Entre os inquiridos na pesquisa, só 63% afirmam ter processos implementados para notificar possíveis violações de segurança, como a lei passa a exigir. Adicionalmente, 21% dos entrevistados indicam ter um processo formal só para notificar as autoridades de proteção de dados.

Seis por cento admitem não estar prontos para cumprir o mesmo requisito se tiverem de avisar também os clientes/donos dos dados e 11% não sabem se estão ou não. A nova lei exige que também os donos dos dados ameaçados sejam avisados, caso o risco de violação da sua privacidade e os danos potenciais sejam muito elevados.

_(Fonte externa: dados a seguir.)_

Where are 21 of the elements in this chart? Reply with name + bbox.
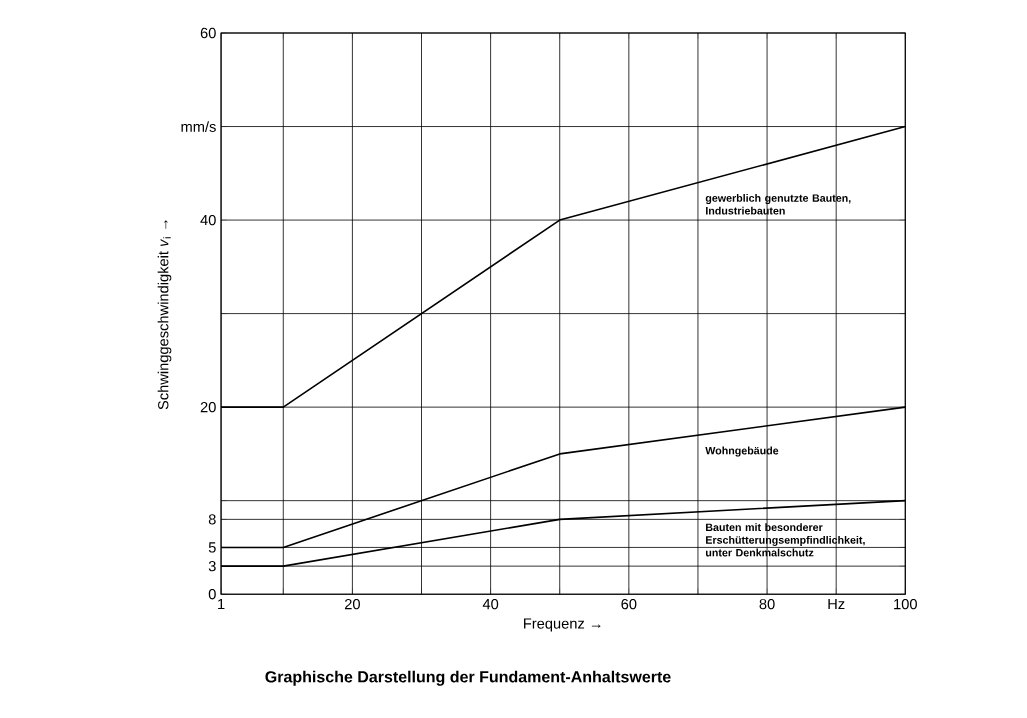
- x-tick-label: Hz: [828, 598, 845, 609]
- x-tick-label: 60: [621, 598, 637, 610]
- text: Graphische Darstellung der Fundament-Anhaltswerte: [265, 670, 671, 686]
- y-axis-title: Schwinggeschwindigkeit v$_{i}$ →: [157, 220, 172, 410]
- x-tick-label: 20: [344, 598, 360, 610]
- y-tick-label: 8: [208, 514, 216, 525]
- series-label: gewerblich genutzte Bauten, Industriebauten: [705, 193, 851, 215]
- series-label: Bauten mit besonderer Erschütterungsempfindlichkeit, unter Denkmalschutz: [706, 523, 865, 557]
- x-axis-title: Frequenz →: [524, 618, 601, 632]
- series-label: Wohngebäude: [705, 446, 779, 457]
- y-tick-label: 3: [208, 560, 216, 572]
- y-tick-label: 5: [208, 542, 216, 553]
- y-tick-label: mm/s: [181, 121, 216, 132]
- x-tick-label: 100: [894, 598, 917, 610]
- y-tick-label: 40: [200, 214, 216, 226]
- y-tick-label: 0: [208, 588, 216, 600]
- x-tick-label: 40: [482, 598, 499, 610]
- y-tick-label: 20: [200, 401, 216, 413]
- x-tick-label: 1: [218, 598, 225, 609]
- y-tick-label: 60: [200, 27, 216, 39]
- x-tick-label: 80: [759, 598, 775, 610]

Destaque ainda para o facto de menos de um terço dos inquiridos reconhecer que a empresa onde trabalha já fez investimentos em encriptação, ainda que esta seja uma das poucas tecnologias referidas especificamente no RGPD (Regulamento Geral da Proteção de Dados).

Investimentos noutras áreas igualmente importantes para travar tentativas de ataques também não se destacam nos resultados. Cerca de um terço dos gestores aponta investimentos em soluções de Prevenção de Perda de Dados (33%) e uma percentagem idêntica reconhece a aposta em tecnologias avançadas de deteção de intrusões na rede (34%).

O estudo da Trend Micro realizou-se em 11 países, uma dezena na Europa (Portugal não incluído) e os Estados Unidos e inquiriu mais de mil decisores em grandes empresas.